Flies—the common, innocent-looking house flies, that formerly were regarded simply as annoyances to be endured, have been found to be among the most active agents in the spread of disease. Now that the germ theory is so well understood, it is not difficult to see how this takes place. Victor Vaughan, a member of the Army Medical Commission during the Spanish-American war, states as follows his observations regarding the fly as an agent in spreading typhoid fever in the camps: “They swarmed over fecal matter in the latrines. They visited and fed on food prepared for soldiers in the mess tents. In some instances when lime had been spread over the contents of latrines, flies, with their feet white with lime, were seen walking over the food. Officers whose mess tents were protected by means of screens suffered less proportionately than those whose tents were not so protected.”

Dr. M. J. Rosenau, in his valuable book on “Disinfection and Disinfectants,” expresses his opinion with no uncertain sound on the fly question when he says: “In fact, as our knowledge of the subject increases we find that domestic animals and vermin are playing a very conspicuous role in the transmission of disease. So dangerous do we now know that the fly and mosquito may be, that when the matter is more generally understood, it should be a greater reproach to the housewife to have these dangerous vermin in the household than to have bedbugs.”

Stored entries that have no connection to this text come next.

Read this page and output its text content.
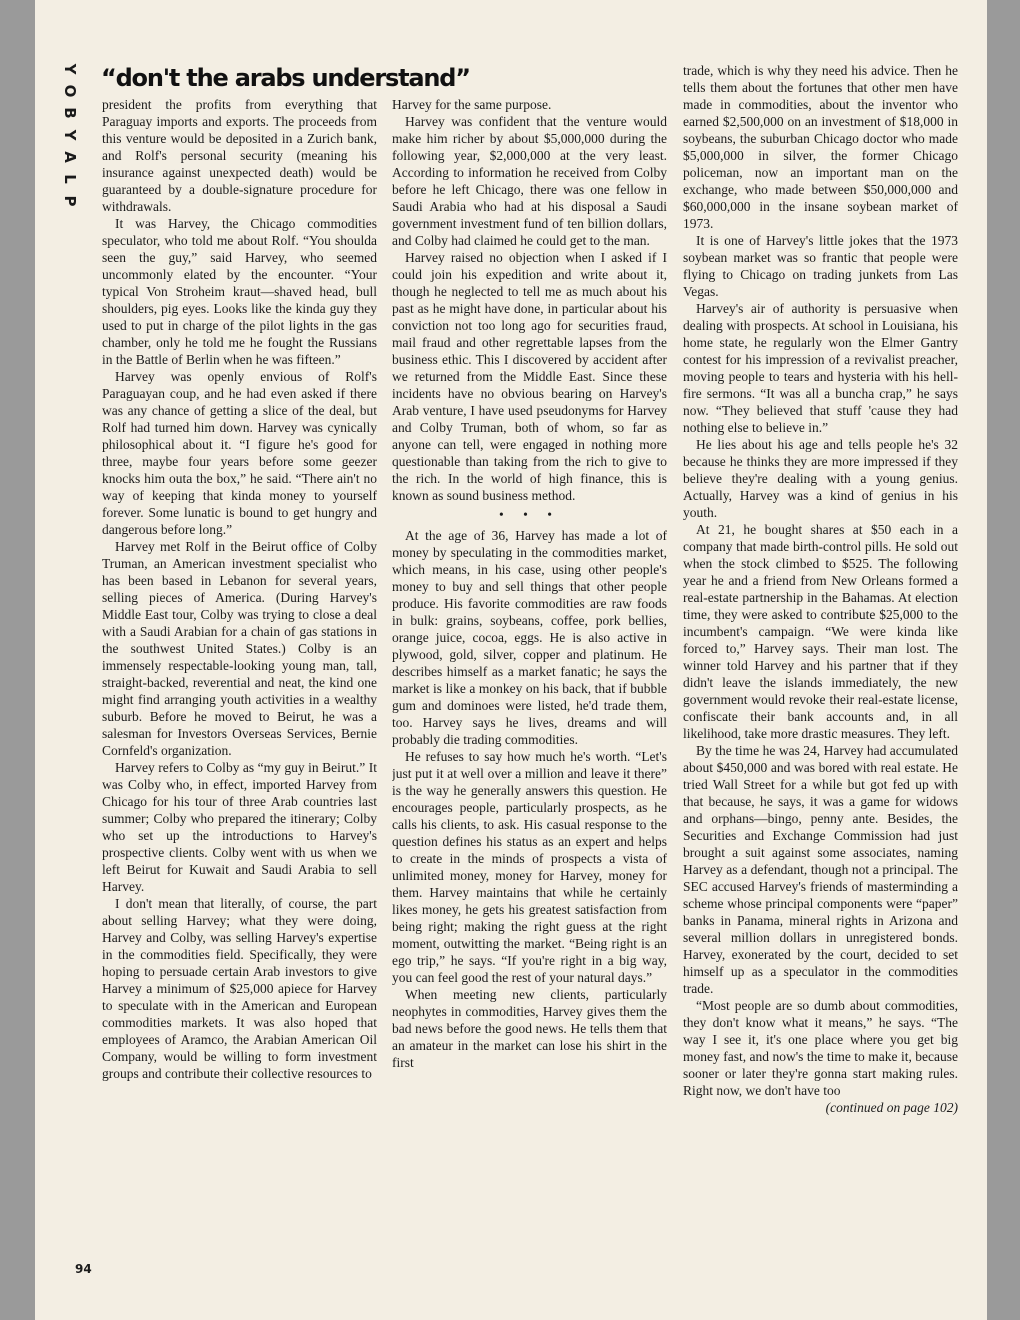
Y
O
B
Y
A
L
P
“don't the arabs understand”

president the profits from everything that Paraguay imports and exports. The proceeds from this venture would be deposited in a Zurich bank, and Rolf's personal security (meaning his insurance against unexpected death) would be guaranteed by a double-signature procedure for withdrawals.

It was Harvey, the Chicago commodities speculator, who told me about Rolf. “You shoulda seen the guy,” said Harvey, who seemed uncommonly elated by the encounter. “Your typical Von Stroheim kraut—shaved head, bull shoulders, pig eyes. Looks like the kinda guy they used to put in charge of the pilot lights in the gas chamber, only he told me he fought the Russians in the Battle of Berlin when he was fifteen.”

Harvey was openly envious of Rolf's Paraguayan coup, and he had even asked if there was any chance of getting a slice of the deal, but Rolf had turned him down. Harvey was cynically philosophical about it. “I figure he's good for three, maybe four years before some geezer knocks him outa the box,” he said. “There ain't no way of keeping that kinda money to yourself forever. Some lunatic is bound to get hungry and dangerous before long.”

Harvey met Rolf in the Beirut office of Colby Truman, an American investment specialist who has been based in Lebanon for several years, selling pieces of America. (During Harvey's Middle East tour, Colby was trying to close a deal with a Saudi Arabian for a chain of gas stations in the southwest United States.) Colby is an immensely respectable-looking young man, tall, straight-backed, reverential and neat, the kind one might find arranging youth activities in a wealthy suburb. Before he moved to Beirut, he was a salesman for Investors Overseas Services, Bernie Cornfeld's organization.

Harvey refers to Colby as “my guy in Beirut.” It was Colby who, in effect, imported Harvey from Chicago for his tour of three Arab countries last summer; Colby who prepared the itinerary; Colby who set up the introductions to Harvey's prospective clients. Colby went with us when we left Beirut for Kuwait and Saudi Arabia to sell Harvey.

I don't mean that literally, of course, the part about selling Harvey; what they were doing, Harvey and Colby, was selling Harvey's expertise in the commodities field. Specifically, they were hoping to persuade certain Arab investors to give Harvey a minimum of $25,000 apiece for Harvey to speculate with in the American and European commodities markets. It was also hoped that employees of Aramco, the Arabian American Oil Company, would be willing to form investment groups and contribute their collective resources to

Harvey for the same purpose.

Harvey was confident that the venture would make him richer by about $5,000,000 during the following year, $2,000,000 at the very least. According to information he received from Colby before he left Chicago, there was one fellow in Saudi Arabia who had at his disposal a Saudi government investment fund of ten billion dollars, and Colby had claimed he could get to the man.

Harvey raised no objection when I asked if I could join his expedition and write about it, though he neglected to tell me as much about his past as he might have done, in particular about his conviction not too long ago for securities fraud, mail fraud and other regrettable lapses from the business ethic. This I discovered by accident after we returned from the Middle East. Since these incidents have no obvious bearing on Harvey's Arab venture, I have used pseudonyms for Harvey and Colby Truman, both of whom, so far as anyone can tell, were engaged in nothing more questionable than taking from the rich to give to the rich. In the world of high finance, this is known as sound business method.

• • •

At the age of 36, Harvey has made a lot of money by speculating in the commodities market, which means, in his case, using other people's money to buy and sell things that other people produce. His favorite commodities are raw foods in bulk: grains, soybeans, coffee, pork bellies, orange juice, cocoa, eggs. He is also active in plywood, gold, silver, copper and platinum. He describes himself as a market fanatic; he says the market is like a monkey on his back, that if bubble gum and dominoes were listed, he'd trade them, too. Harvey says he lives, dreams and will probably die trading commodities.

He refuses to say how much he's worth. “Let's just put it at well over a million and leave it there” is the way he generally answers this question. He encourages people, particularly prospects, as he calls his clients, to ask. His casual response to the question defines his status as an expert and helps to create in the minds of prospects a vista of unlimited money, money for Harvey, money for them. Harvey maintains that while he certainly likes money, he gets his greatest satisfaction from being right; making the right guess at the right moment, outwitting the market. “Being right is an ego trip,” he says. “If you're right in a big way, you can feel good the rest of your natural days.”

When meeting new clients, particularly neophytes in commodities, Harvey gives them the bad news before the good news. He tells them that an amateur in the market can lose his shirt in the first

trade, which is why they need his advice. Then he tells them about the fortunes that other men have made in commodities, about the inventor who earned $2,500,000 on an investment of $18,000 in soybeans, the suburban Chicago doctor who made $5,000,000 in silver, the former Chicago policeman, now an important man on the exchange, who made between $50,000,000 and $60,000,000 in the insane soybean market of 1973.

It is one of Harvey's little jokes that the 1973 soybean market was so frantic that people were flying to Chicago on trading junkets from Las Vegas.

Harvey's air of authority is persuasive when dealing with prospects. At school in Louisiana, his home state, he regularly won the Elmer Gantry contest for his impression of a revivalist preacher, moving people to tears and hysteria with his hell-fire sermons. “It was all a buncha crap,” he says now. “They believed that stuff 'cause they had nothing else to believe in.”

He lies about his age and tells people he's 32 because he thinks they are more impressed if they believe they're dealing with a young genius. Actually, Harvey was a kind of genius in his youth.

At 21, he bought shares at $50 each in a company that made birth-control pills. He sold out when the stock climbed to $525. The following year he and a friend from New Orleans formed a real-estate partnership in the Bahamas. At election time, they were asked to contribute $25,000 to the incumbent's campaign. “We were kinda like forced to,” Harvey says. Their man lost. The winner told Harvey and his partner that if they didn't leave the islands immediately, the new government would revoke their real-estate license, confiscate their bank accounts and, in all likelihood, take more drastic measures. They left.

By the time he was 24, Harvey had accumulated about $450,000 and was bored with real estate. He tried Wall Street for a while but got fed up with that because, he says, it was a game for widows and orphans—bingo, penny ante. Besides, the Securities and Exchange Commission had just brought a suit against some associates, naming Harvey as a defendant, though not a principal. The SEC accused Harvey's friends of masterminding a scheme whose principal components were “paper” banks in Panama, mineral rights in Arizona and several million dollars in unregistered bonds. Harvey, exonerated by the court, decided to set himself up as a speculator in the commodities trade.

“Most people are so dumb about commodities, they don't know what it means,” he says. “The way I see it, it's one place where you get big money fast, and now's the time to make it, because sooner or later they're gonna start making rules. Right now, we don't have too

(continued on page 102)

94
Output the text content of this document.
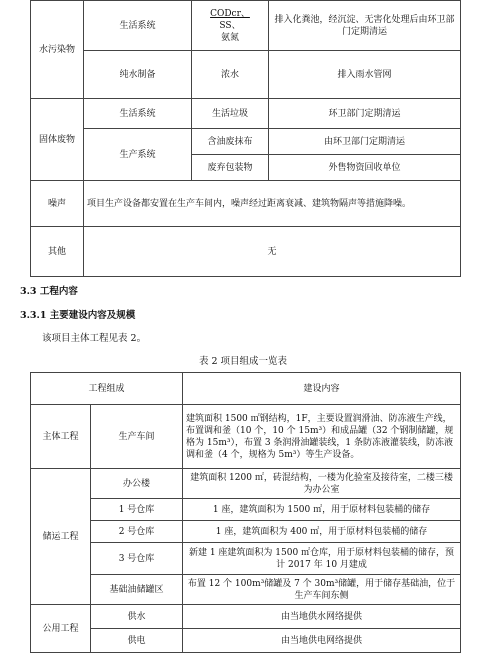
水污染物	生活系统	CODcr、
SS、
氨氮	排入化粪池，经沉淀、无害化处理后由环卫部门定期清运
	纯水制备	浓水	排入雨水管网
固体废物	生活系统	生活垃圾	环卫部门定期清运
	生产系统	含油废抹布	由环卫部门定期清运
		废弃包装物	外售物资回收单位
噪声	项目生产设备都安置在生产车间内，噪声经过距离衰减、建筑物隔声等措施降噪。		
其他	无		
3.3 工程内容
3.3.1 主要建设内容及规模
该项目主体工程见表 2。
表 2 项目组成一览表
工程组成		建设内容
主体工程	生产车间	建筑面积 1500 ㎡钢结构，1F，主要设置润滑油、防冻液生产线，布置调和釜（10 个，10 个 15m³）和成品罐（32 个钢制储罐，规格为 15m³），布置 3 条润滑油罐装线，1 条防冻液灌装线，防冻液调和釜（4 个，规格为 5m³）等生产设备。
储运工程	办公楼	建筑面积 1200 ㎡，砖混结构，一楼为化验室及接待室，二楼三楼为办公室
	1 号仓库	1 座，建筑面积为 1500 ㎡，用于原材料包装桶的储存
	2 号仓库	1 座，建筑面积为 400 ㎡，用于原材料包装桶的储存
	3 号仓库	新建 1 座建筑面积为 1500 ㎡仓库，用于原材料包装桶的储存，预计 2017 年 10 月建成
	基础油储罐区	布置 12 个 100m³储罐及 7 个 30m³储罐，用于储存基础油，位于生产车间东侧
公用工程	供水	由当地供水网络提供
	供电	由当地供电网络提供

Where dressings soiled with pus and excreta have constantly to be handled, as in a hospital, the presence of flies is a real source of danger that no careful housekeeper will ignore. To keep them out of the building, and manage so that no substance about the exterior may be left to attract them, means that a systematic inspection of the premises must be made, to see that fruit peelings or scraps of food are not thrown from the windows, that careful and prompt disposal of all refuse is accomplished, that scrupulous cleanliness in and about the institution is practiced, and that properly fitting screen windows and doors are in place early in the season, and left till cold weather has caused the fly to leave for parts unknown.

Garbage

The disposal of garbage and the waste accumulation from the wards forms one of the most serious problems that confronts the hospital housekeeper. There is but one safe method of disposal and that is by cremation, prompt and swift and sure. The too common method of storing garbage in large cans, and allowing it to vitiate the air with its obnoxious odors, and attract to itself flies an other vermin, till the city garbage collector gets around to remove it, is a practice that ought to be abandoned as speedily as possible by every institution. Much responsibility rests upon the superintendent in such matters. She alone cannot effect desired improvements, but she realizes the need as no member of the board can, and she ought to tactfully educate the board and urge the necessity of proper appliances for this purpose. Recently twenty letters were sent out to twenty various sized hospitals inquiring as to the methods used in disposing of soiled dressings and refuse from the wards. Answers were received from almost if not all, and there was a general agreement that cremation was the only proper method of disposal. However, in only three or four of the twenty had any provision been made in the plans of the hospital for this very important work. Some hospitals burnt them in the furnace, some in the laundry stove in the basement, some covered them up and carried them to the laundry stove in an outbuilding, some had them carted away to the city dumping ground. From one Chicago hospital of whom inquiry was made we had the following report: We have a water heater and garbage burner which runs day and night, and into this burner we put all of our soiled dressings and garbage of every description at any hour, day or night. They are consumed without causing us any trouble whatever. We certainly find it a great comfort not to have any garbage, not even a garbage box or barrel on the premises. Our pails and baskets are brought down to the boiler room twice daily, and there immediately emptied into the burner. The pails are scalded and cleansed, so that we keep everything sweet and clean.”